The answer is simple: I didn't throw them away. Whatever you were doing before, whatever you learned and practiced, stays with you and you can most certainly use it in your new role. In my case, it was easy to justify: I brought with me the knowledge about the software development lifecycle, soft skills and business acumen. If you worked in a different role before, you still learned useful things there: maybe you were part of a team, a problem solver or a great communicator, or maybe you are amazing at structuring things. Whatever it is, you are going to need it and it's going to help you.

How did your friends and family react?

I was a bit afraid to tell them. "I'm 30, and I finally figured out what I want to become when I grow up" sounded weird even in my own head. But almost everyone I shared my idea with was so supportive and excited once I explained my motivation, that soon I started to gain a lot of energy from telling people about my goal and sharing my plans.

Is it better to do the change inside your current company or join a new one?

Well, it really depends on your current situation. On the one hand, I would highly recommend doing the first steps in your current company because it makes things easier. You already know the company, you know some people, you are not a complete newbie. I’m not sure if Zalando is special that way, but I received unimaginable amounts of support from my leads, colleagues and the company itself. Zalando invests in its people, so I was financially supported from the very first milestone on this way. My wonderful company paid for my coding camp, and the only thing I had to do in return was to sign that I won’t leave within the next year (which I didn’t intend to do anyway). Every next step would have also been way harder in a new environment. On the one hand, if you are not happy with your current employer, staying there only to make the transition easier is probably not the best idea. Short: if you like your company - make your transition there, if not - don't be afraid to leave.

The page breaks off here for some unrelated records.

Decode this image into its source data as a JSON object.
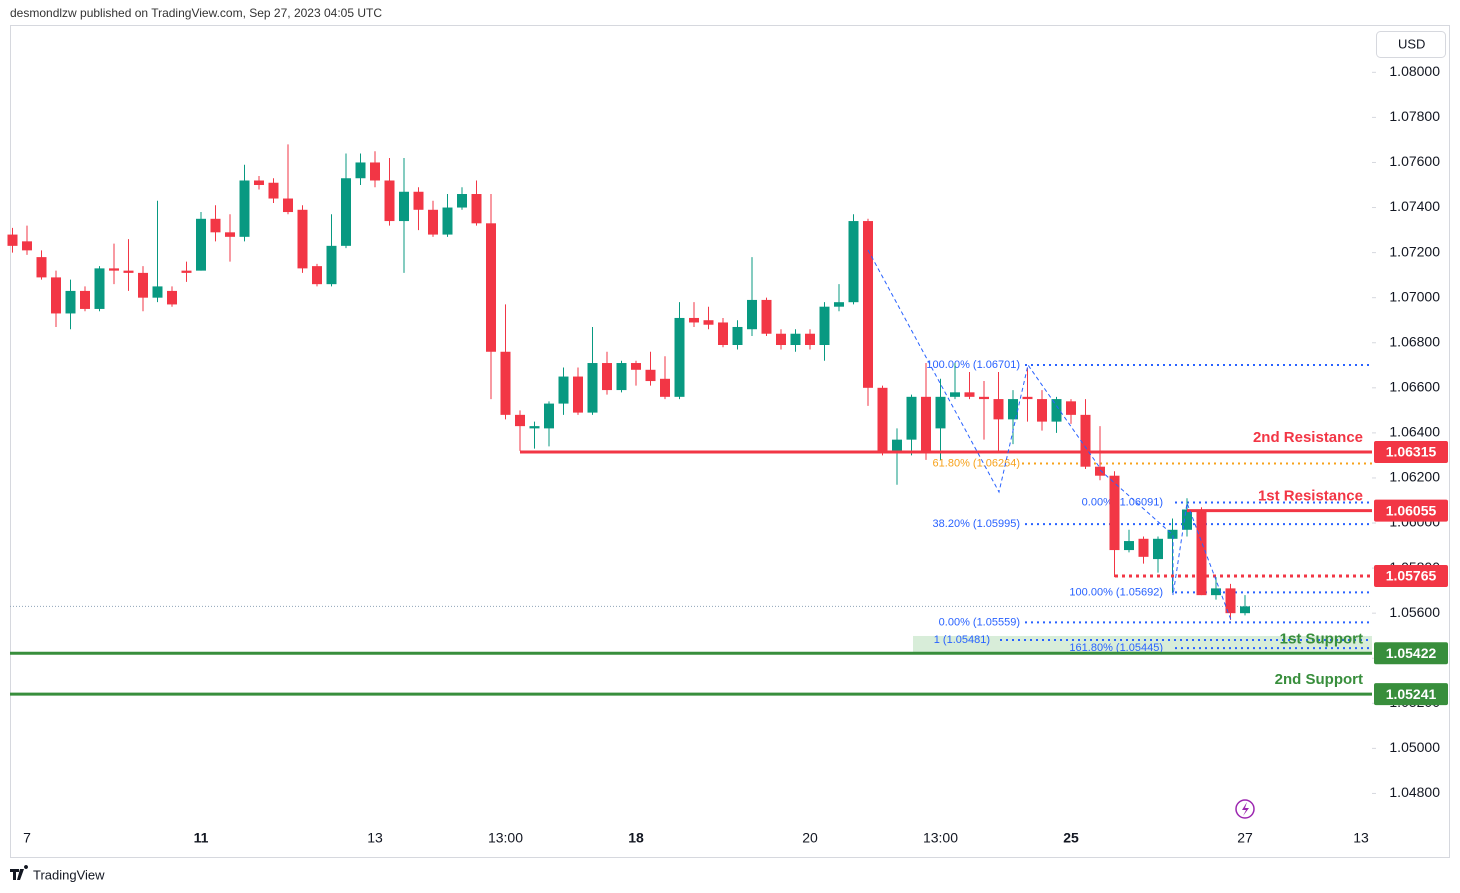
{
  "header": {
    "author_line": "desmondlzw published on TradingView.com, Sep 27, 2023 04:05 UTC",
    "currency": "USD",
    "brand": "TradingView"
  },
  "chart_data": {
    "type": "candlestick",
    "categories": [
      null,
      "7",
      null,
      null,
      null,
      null,
      null,
      null,
      null,
      null,
      null,
      null,
      null,
      "11",
      null,
      null,
      null,
      null,
      null,
      null,
      null,
      null,
      null,
      null,
      null,
      "13",
      null,
      null,
      null,
      null,
      null,
      null,
      null,
      null,
      "13:00",
      null,
      null,
      null,
      null,
      null,
      null,
      null,
      null,
      "18",
      null,
      null,
      null,
      null,
      null,
      null,
      null,
      null,
      null,
      null,
      null,
      "20",
      null,
      null,
      null,
      null,
      null,
      null,
      null,
      null,
      "13:00",
      null,
      null,
      null,
      null,
      null,
      null,
      null,
      null,
      "25",
      null,
      null,
      null,
      null,
      null,
      null,
      null,
      null,
      null,
      null,
      null,
      "27",
      null,
      null,
      null,
      null,
      null,
      null,
      null,
      "13"
    ],
    "open": [
      1.0728,
      1.0725,
      1.0718,
      1.0709,
      1.0693,
      1.0703,
      1.0695,
      1.0713,
      1.0712,
      1.0711,
      1.07,
      1.0703,
      1.0712,
      1.0712,
      1.0735,
      1.0729,
      1.0727,
      1.0752,
      1.0751,
      1.0744,
      1.0739,
      1.0714,
      1.0706,
      1.0723,
      1.0753,
      1.076,
      1.0752,
      1.0734,
      1.0747,
      1.0739,
      1.0728,
      1.074,
      1.0746,
      1.0733,
      1.0676,
      1.0648,
      1.0642,
      1.0642,
      1.0653,
      1.0665,
      1.0649,
      1.0671,
      1.0659,
      1.0671,
      1.0668,
      1.0664,
      1.0656,
      1.0691,
      1.069,
      1.0689,
      1.0679,
      1.0686,
      1.0699,
      1.0684,
      1.0679,
      1.0684,
      1.0679,
      1.0696,
      1.0698,
      1.0734,
      1.066,
      1.0631,
      1.0637,
      1.0656,
      1.0642,
      1.0656,
      1.0658,
      1.0656,
      1.0655,
      1.0646,
      1.0656,
      1.0655,
      1.0645,
      1.0654,
      1.0648,
      1.0625,
      1.0621,
      1.0588,
      1.0593,
      1.0584,
      1.0593,
      1.0597,
      1.0606,
      1.0568,
      1.0571,
      1.056,
      null,
      null,
      null,
      null,
      null,
      null,
      null,
      null
    ],
    "high": [
      1.0731,
      1.0732,
      1.0721,
      1.0712,
      1.0708,
      1.0705,
      1.0714,
      1.0724,
      1.0726,
      1.0714,
      1.0743,
      1.0705,
      1.0716,
      1.0738,
      1.0741,
      1.0737,
      1.0759,
      1.0754,
      1.0753,
      1.0768,
      1.0741,
      1.0715,
      1.0737,
      1.0764,
      1.0764,
      1.0765,
      1.0762,
      1.0762,
      1.0749,
      1.0743,
      1.0746,
      1.0749,
      1.0752,
      1.0746,
      1.0697,
      1.065,
      1.0645,
      1.0654,
      1.0669,
      1.0669,
      1.0687,
      1.0676,
      1.0672,
      1.0672,
      1.0676,
      1.0674,
      1.0698,
      1.0698,
      1.0696,
      1.0691,
      1.069,
      1.0718,
      1.07,
      1.0686,
      1.0686,
      1.0686,
      1.0698,
      1.0706,
      1.0737,
      1.0735,
      1.0661,
      1.0642,
      1.0657,
      1.0671,
      1.0664,
      1.0671,
      1.0667,
      1.0663,
      1.0667,
      1.0659,
      1.0669,
      1.0659,
      1.0656,
      1.0655,
      1.0655,
      1.0643,
      1.0623,
      1.0597,
      1.0594,
      1.0594,
      1.0602,
      1.0611,
      1.0607,
      1.0576,
      1.0573,
      1.0568,
      null,
      null,
      null,
      null,
      null,
      null,
      null,
      null
    ],
    "low": [
      1.072,
      1.0719,
      1.0708,
      1.0687,
      1.0686,
      1.0694,
      1.0694,
      1.0706,
      1.0703,
      1.0694,
      1.0698,
      1.0696,
      1.0707,
      1.0712,
      1.0725,
      1.0716,
      1.0725,
      1.0748,
      1.0742,
      1.0737,
      1.0711,
      1.0705,
      1.0705,
      1.0722,
      1.075,
      1.0749,
      1.0732,
      1.0711,
      1.073,
      1.0727,
      1.0727,
      1.0739,
      1.0732,
      1.0655,
      1.0646,
      1.0632,
      1.0633,
      1.0634,
      1.0648,
      1.0648,
      1.0648,
      1.0657,
      1.0658,
      1.0661,
      1.0661,
      1.0655,
      1.0655,
      1.0687,
      1.0686,
      1.0678,
      1.0677,
      1.0683,
      1.0683,
      1.0677,
      1.0676,
      1.0677,
      1.0672,
      1.0694,
      1.0697,
      1.0652,
      1.063,
      1.0617,
      1.063,
      1.0628,
      1.0628,
      1.0655,
      1.0655,
      1.0637,
      1.0632,
      1.0635,
      1.0645,
      1.0641,
      1.064,
      1.0644,
      1.0624,
      1.0619,
      1.0576,
      1.0587,
      1.0582,
      1.0578,
      1.0569,
      1.0594,
      1.0568,
      1.0566,
      1.0557,
      1.0559,
      null,
      null,
      null,
      null,
      null,
      null,
      null,
      null
    ],
    "close": [
      1.0723,
      1.0721,
      1.0709,
      1.0693,
      1.0703,
      1.0695,
      1.0713,
      1.0712,
      1.0711,
      1.07,
      1.0705,
      1.0697,
      1.0711,
      1.0735,
      1.0729,
      1.0727,
      1.0752,
      1.075,
      1.0744,
      1.0738,
      1.0713,
      1.0706,
      1.0723,
      1.0753,
      1.076,
      1.0752,
      1.0734,
      1.0747,
      1.0739,
      1.0728,
      1.074,
      1.0746,
      1.0733,
      1.0676,
      1.0648,
      1.0643,
      1.0643,
      1.0653,
      1.0665,
      1.0649,
      1.0671,
      1.0659,
      1.0671,
      1.0668,
      1.0663,
      1.0656,
      1.0691,
      1.0689,
      1.0688,
      1.0679,
      1.0687,
      1.0699,
      1.0684,
      1.0679,
      1.0684,
      1.0679,
      1.0696,
      1.0698,
      1.0734,
      1.066,
      1.0631,
      1.0637,
      1.0656,
      1.0631,
      1.0656,
      1.0658,
      1.0656,
      1.0655,
      1.0646,
      1.0655,
      1.0655,
      1.0645,
      1.0655,
      1.0648,
      1.0625,
      1.0621,
      1.0588,
      1.0592,
      1.0585,
      1.0593,
      1.0597,
      1.0606,
      1.0568,
      1.0571,
      1.056,
      1.0563,
      null,
      null,
      null,
      null,
      null,
      null,
      null,
      null
    ],
    "up_color": "#089981",
    "down_color": "#f23645",
    "ylim": [
      1.0466,
      1.0821
    ],
    "yticks": [
      {
        "value": 1.048,
        "label": "1.04800"
      },
      {
        "value": 1.05,
        "label": "1.05000"
      },
      {
        "value": 1.052,
        "label": "1.05200"
      },
      {
        "value": 1.054,
        "label": "1.05400"
      },
      {
        "value": 1.056,
        "label": "1.05600"
      },
      {
        "value": 1.058,
        "label": "1.05800"
      },
      {
        "value": 1.06,
        "label": "1.06000"
      },
      {
        "value": 1.062,
        "label": "1.06200"
      },
      {
        "value": 1.064,
        "label": "1.06400"
      },
      {
        "value": 1.066,
        "label": "1.06600"
      },
      {
        "value": 1.068,
        "label": "1.06800"
      },
      {
        "value": 1.07,
        "label": "1.07000"
      },
      {
        "value": 1.072,
        "label": "1.07200"
      },
      {
        "value": 1.074,
        "label": "1.07400"
      },
      {
        "value": 1.076,
        "label": "1.07600"
      },
      {
        "value": 1.078,
        "label": "1.07800"
      },
      {
        "value": 1.08,
        "label": "1.08000"
      }
    ],
    "grid": false,
    "levels": [
      {
        "name": "2nd Resistance",
        "value": 1.06315,
        "color": "#f23645"
      },
      {
        "name": "1st Resistance",
        "value": 1.06055,
        "color": "#f23645"
      },
      {
        "value": 1.05765,
        "color": "#f23645",
        "style": "dotted"
      },
      {
        "name": "1st Support",
        "value": 1.05422,
        "color": "#388e3c"
      },
      {
        "name": "2nd Support",
        "value": 1.05241,
        "color": "#388e3c"
      }
    ],
    "fib_levels": [
      {
        "label": "100.00% (1.06701)",
        "value": 1.06701,
        "color": "#2962ff"
      },
      {
        "label": "61.80% (1.06264)",
        "value": 1.06264,
        "color": "#f7a21b"
      },
      {
        "label": "0.00% (1.06091)",
        "value": 1.06091,
        "color": "#2962ff"
      },
      {
        "label": "38.20% (1.05995)",
        "value": 1.05995,
        "color": "#2962ff"
      },
      {
        "label": "100.00% (1.05692)",
        "value": 1.05692,
        "color": "#2962ff"
      },
      {
        "label": "0.00% (1.05559)",
        "value": 1.05559,
        "color": "#2962ff"
      },
      {
        "label": "1 (1.05481)",
        "value": 1.05481,
        "color": "#2962ff"
      },
      {
        "label": "161.80% (1.05445)",
        "value": 1.05445,
        "color": "#2962ff"
      }
    ]
  }
}
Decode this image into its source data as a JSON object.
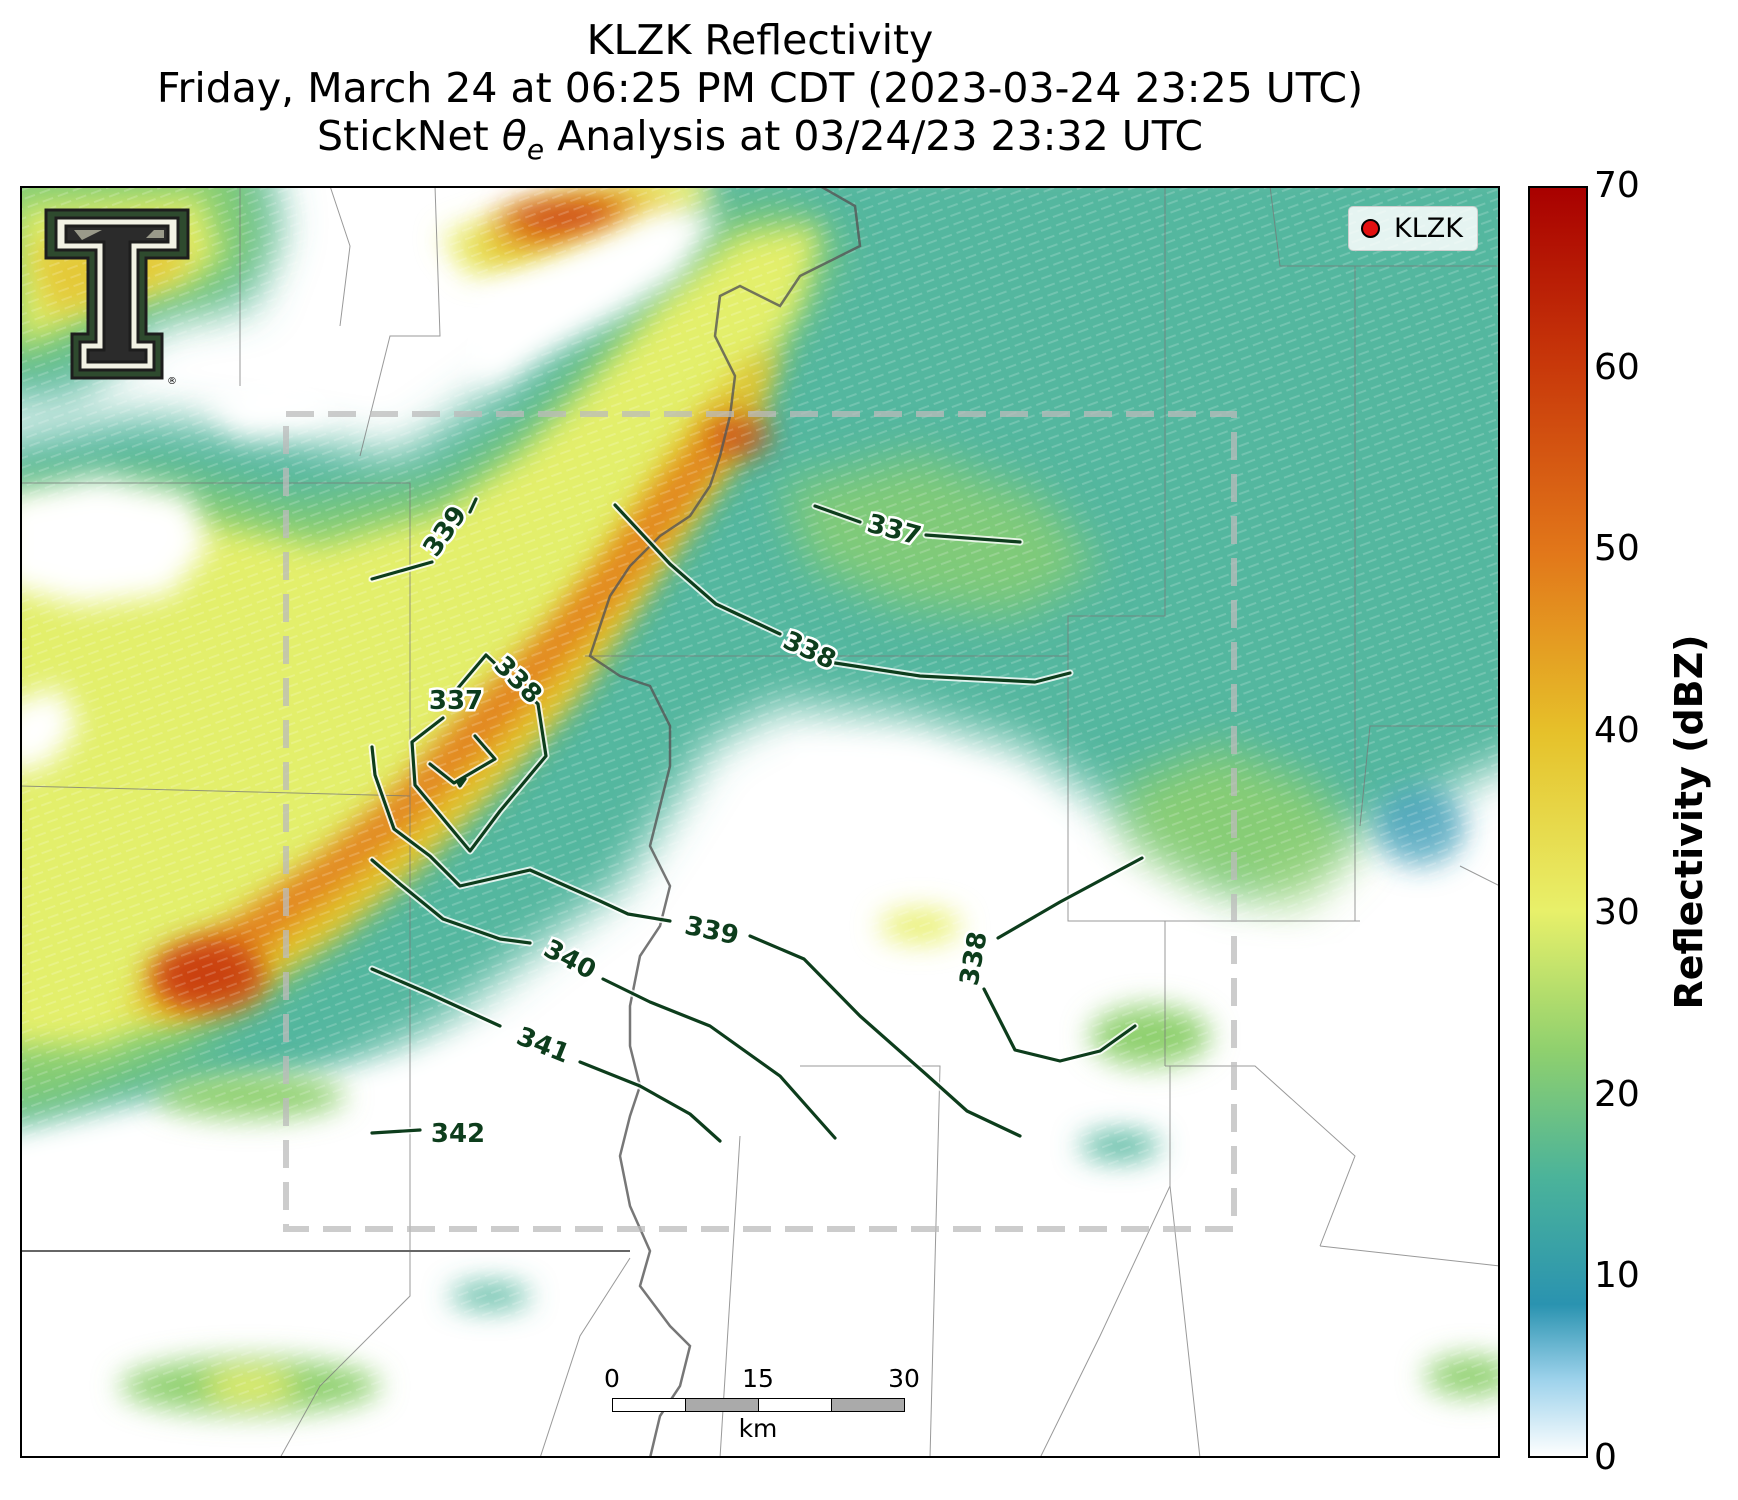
{
  "title": {
    "line1": "KLZK Reflectivity",
    "line2": "Friday, March 24 at 06:25 PM CDT (2023-03-24 23:25 UTC)",
    "line3_prefix": "StickNet ",
    "line3_symbol": "θ",
    "line3_sub": "e",
    "line3_suffix": " Analysis at 03/24/23 23:32 UTC"
  },
  "legend": {
    "label": "KLZK",
    "marker_color": "#e31010"
  },
  "logo": {
    "name": "texas-tech-double-t-logo",
    "registered_mark": "®"
  },
  "scale_bar": {
    "ticks": [
      "0",
      "15",
      "30"
    ],
    "unit": "km"
  },
  "colorbar": {
    "label": "Reflectivity (dBZ)",
    "min": 0,
    "max": 70,
    "ticks": [
      "0",
      "10",
      "20",
      "30",
      "40",
      "50",
      "60",
      "70"
    ],
    "colors": [
      "#ffffff",
      "#9fd3ec",
      "#2a93b0",
      "#4bb39a",
      "#8fd06e",
      "#e8f06a",
      "#e6c12a",
      "#e2781a",
      "#c8380a",
      "#a80000"
    ]
  },
  "contours": {
    "color": "#0d3d1c",
    "labels": [
      "337",
      "337",
      "338",
      "338",
      "338",
      "339",
      "339",
      "340",
      "341",
      "342"
    ]
  }
}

What concrete steps can I take towards switching to engineering?

The way to engineering can be very different. Here is how I would go about it:

  1. Try online programming courses to see if you like it. While doing that myself, I collected a list of resources that I found helpful, feel free to check it out and add new ones using the comments.
  2. If you are still not quite sure, take a vacation or a sabbatical and give it a full-time test-drive.
  3. Write a list of things that you love about your current job and that you think you might love about being an engineer. Talk to someone about it and verify that you have the right motivation.
  4. Talk to your manager about your goal. Together you can figure out what would be the right way: a slow transition with a part-time involvement, or a full switch at a time frame that is satisfactory for both of you.
  5. Do it :)

Trying online courses


I have met a lot of wonderful people who would like to change their careers and try something new. Many of them have always dreamed of becoming an engineer but were told not to. Actually, my own sister once said that I shouldn’t study Computer Science because I’m not smart enough for that, so I didn’t. It can be scary, you might feel like people are going to be judgmental about it, you might be afraid to lose your stability - and it’s all justified. My goal here is to let you know that you are not alone with your fear. The change is not as crazy as it might sound to you, and that there are more people like you who have already successfully made the transition, and can support you. Give it a try!

If you have any questions that I haven’t covered here, don't hesitate to reach out to me, and I'll gladly share everything I know.

  1. I'd like to point out that this was a very special situation for a limited amount of time. In normal times and especially during quarantine I pay a lot of attention to my work-life-balance and strongly recommend everyone to do the same.